北九州市小倉での夜散策。何軒か廻った後に夜の街を楽しもうと更に深部へ足を延ばす。北九州の台所「旦過市場」も夜はもちろんひっそり(写真下左)。そこから脇に入ると何とも雰囲気のある路地があり、両側にお酒の店が立ち並んでいた(写真下右)。LEDの街灯が少し眩し過ぎるが、どこも窓から覗けてしまうような小さい店ばかり。その中の1軒、歴史あるバー「カクテル・しろ」に思い切って入ってみた。
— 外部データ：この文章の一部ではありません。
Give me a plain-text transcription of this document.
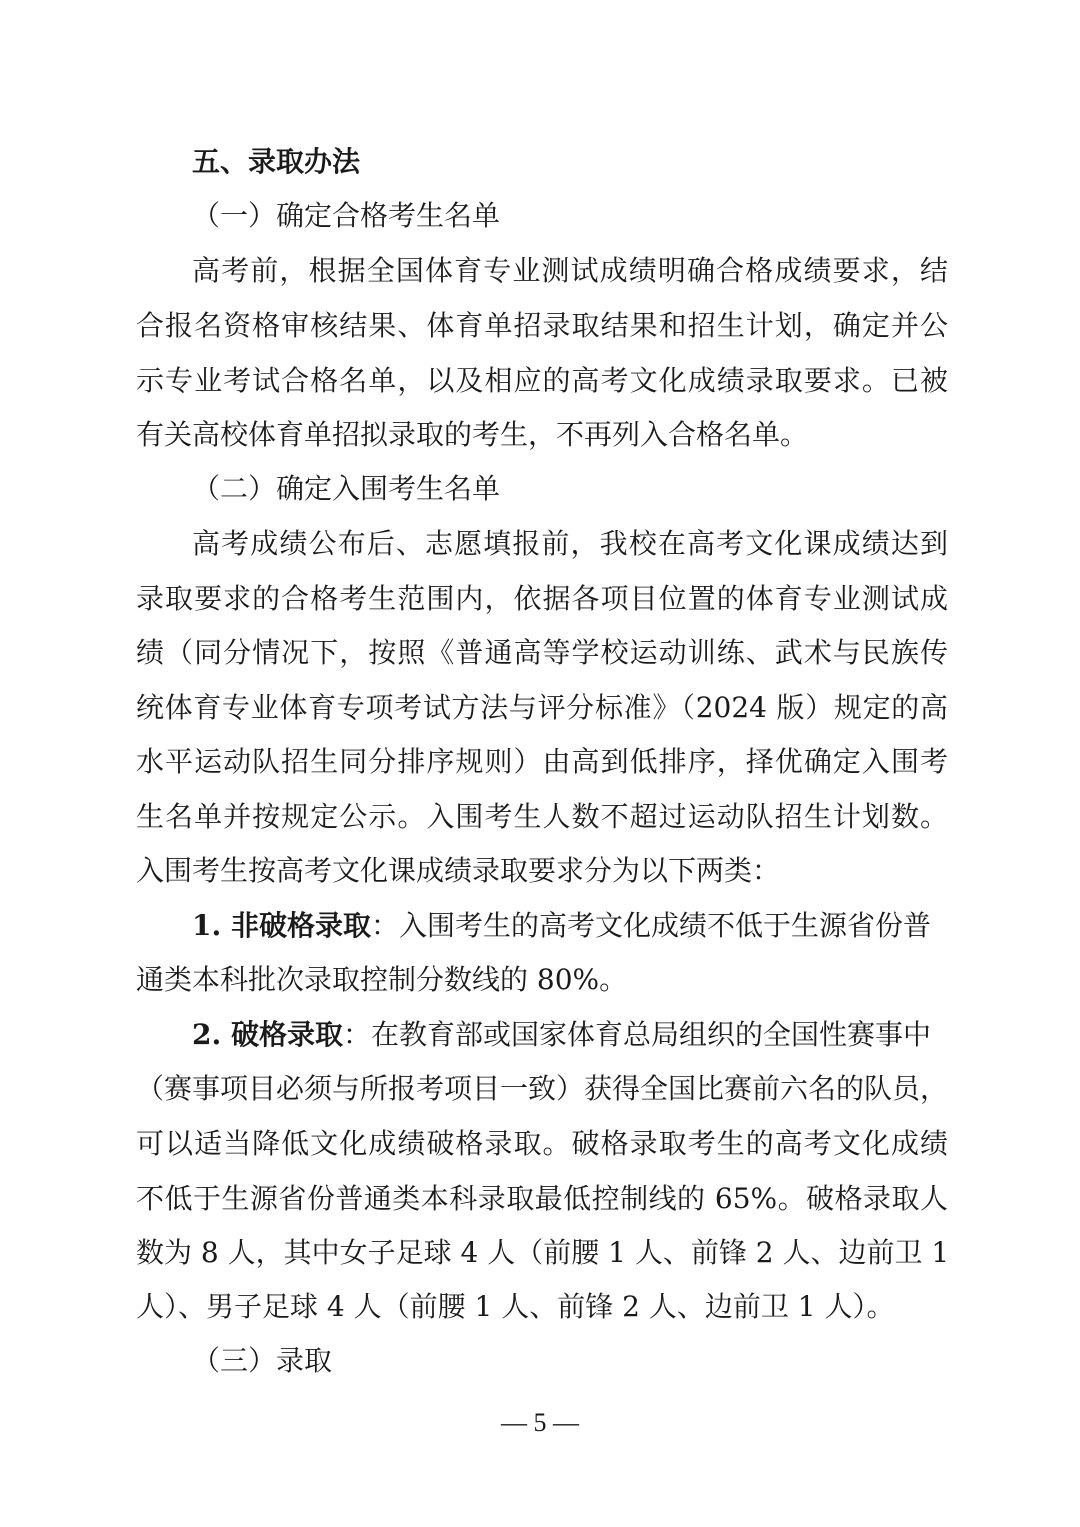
五、录取办法
（一）确定合格考生名单
高考前，根据全国体育专业测试成绩明确合格成绩要求，结
合报名资格审核结果、体育单招录取结果和招生计划，确定并公
示专业考试合格名单，以及相应的高考文化成绩录取要求。已被
有关高校体育单招拟录取的考生，不再列入合格名单。
（二）确定入围考生名单
高考成绩公布后、志愿填报前，我校在高考文化课成绩达到
录取要求的合格考生范围内，依据各项目位置的体育专业测试成
绩（同分情况下，按照《普通高等学校运动训练、武术与民族传
统体育专业体育专项考试方法与评分标准》（2024 版）规定的高
水平运动队招生同分排序规则）由高到低排序，择优确定入围考
生名单并按规定公示。入围考生人数不超过运动队招生计划数。
入围考生按高考文化课成绩录取要求分为以下两类：
1. 非破格录取：入围考生的高考文化成绩不低于生源省份普
通类本科批次录取控制分数线的 80%。
2. 破格录取：在教育部或国家体育总局组织的全国性赛事中
（赛事项目必须与所报考项目一致）获得全国比赛前六名的队员，
可以适当降低文化成绩破格录取。破格录取考生的高考文化成绩
不低于生源省份普通类本科录取最低控制线的 65%。破格录取人
数为 8 人，其中女子足球 4 人（前腰 1 人、前锋 2 人、边前卫 1
人）、男子足球 4 人（前腰 1 人、前锋 2 人、边前卫 1 人）。
（三）录取
— 5 —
「しろ」は外看板に小倉城らしき絵があったので”城”の事だと思われる。外からドアのカラーガラスを通して中も少し見えたが、やはり初訪のバーは緊張するもの。花や観葉植物が覆っている入口を開けて中へ。中には所狭しとフルーツや小物、グラスなどが並べられたり積まれたりしている。カオス。先客はおらず、名物バーテンダーの老齢のお母さん(御年82歳だそう)1人。カウンター席に腰掛けると目の前には無数の名刺が貼られている。チラッと見るだけで某大企業の社長や重役、某国営放送の女性キャスター、某有名芸能人、など”大物”ばかり。小倉を訪れた際に名物バーに寄っていくのだろう。メニューらしきものは何もないので、何をどう頼めば良いか分からない。とりあえず何か口に入れようと「ギムレット」を注文した。「タンカレー」と「ゴードン」のボトルを取り出したお母さんに「どっちがいい?」と訊かれたので、気分で「ゴードン」をお願いした。
出来上がった「ギムレット」で口を湿らせる。口取りは枝豆。お母さんは特にこちらに話しかけてくる訳ではないので、自分にしては珍しいがこちらから話しかけてみた。この店は創業して60年(昭和34年創業)になるのだとか。沢山あるフルーツを使ったカクテルが主だそうで(そりゃそうだろう)、何でも好きなものを言ってくれればそれに合わせて作るとのこと。これ全部使い切ることが出来るのかと不思議なくらい大量のフルーツの山の中で、グレープフルーツが一番多かったので「グレープフルーツで何かお願いします。」と注文。
特に細々と好みを訊かれる訳でも無くお母さんのカクテル作りが始まる。カットしたピンクグレープフルーツを絞り、サントリーウォッカを足してシェイク。昭和を感じさせるデコラティヴなグラスに塩を付けて注がれ「ピンクソルティドッグ」の出来上がり。まろやかな口当りで香り良く、旨い。スピーカーの調子か時々ステレオになるBGMを聴きながら(笑)美味しくいただいた。「お強いですね。」と言われたので「そうですか?」と答えると、1杯目の呑み方を見て「強くしてるんで。」とのこと。おみそれいたしました。あまりカパカパとカクテルを空けると後が怖いのでこの辺で。いい店があって、酒も肴も旨くて、こんな町に居たらダメになりそうだ(笑)。(勘定は¥2,300)
↓ 門司港近代建築巡りの続き。「三井倶楽部(北九州市旧門司三井倶楽部)」(大正10年・1921・建造)◇。 三井物産門司支店の社交クラブとして建てられた。平成7年(1995)に移設されているので庭や周囲は整然としている。国の重要文化財、近代産業遺産に指定されていて、現在は喫茶やレストラン、展示室などがある。裏手に隣接する建物が完全に和風なのが面白い。